Abstract:The realm of classical phase retrieval concerns itself with the arduous task of recovering a signal from its Fourier magnitude measurements, which are fraught with inherent ambiguities. A single-exposure intensity measurement is commonly deemed insufficient for the reconstruction of the primal signal, given that the absent phase component is imperative for the inverse transformation.
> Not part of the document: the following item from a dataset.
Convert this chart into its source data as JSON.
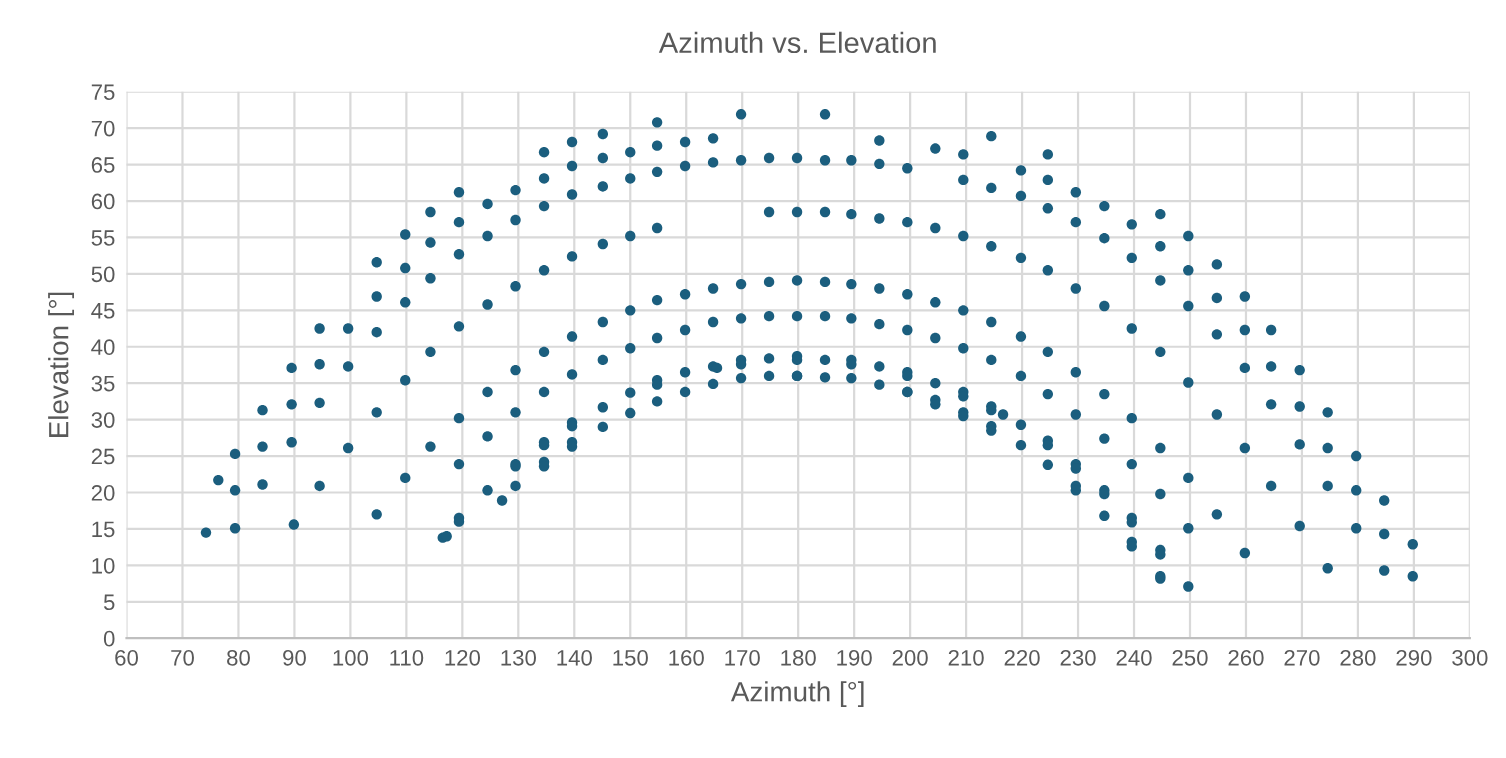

In this work, we present a novel single-shot phase retrieval paradigm from a fractional Fourier transform (FrFT) perspective, which involves integrating the FrFT-based physical measurement model within a self-supervised reconstruction scheme. Specifically, the proposed FrFT-based measurement model addresses the aliasing artifacts problem in the numerical calculation of Fresnel diffraction, featuring adaptability to both short-distance and long-distance propagation scenarios. Moreover, the intensity measurement in the FrFT domain proves highly effective in alleviating the ambiguities of phase retrieval and relaxing the previous conditions on oversampled or multiple measurements in the Fourier domain. Furthermore, the proposed self-supervised reconstruction approach harnesses the fast discrete algorithm of FrFT alongside untrained neural network priors, thereby attaining preeminent results. Through numerical simulations, we demonstrate that both amplitude and phase objects can be effectively retrieved from a single-shot intensity measurement using the proposed approach and provide a promising technique for support-free coherent diffraction imaging.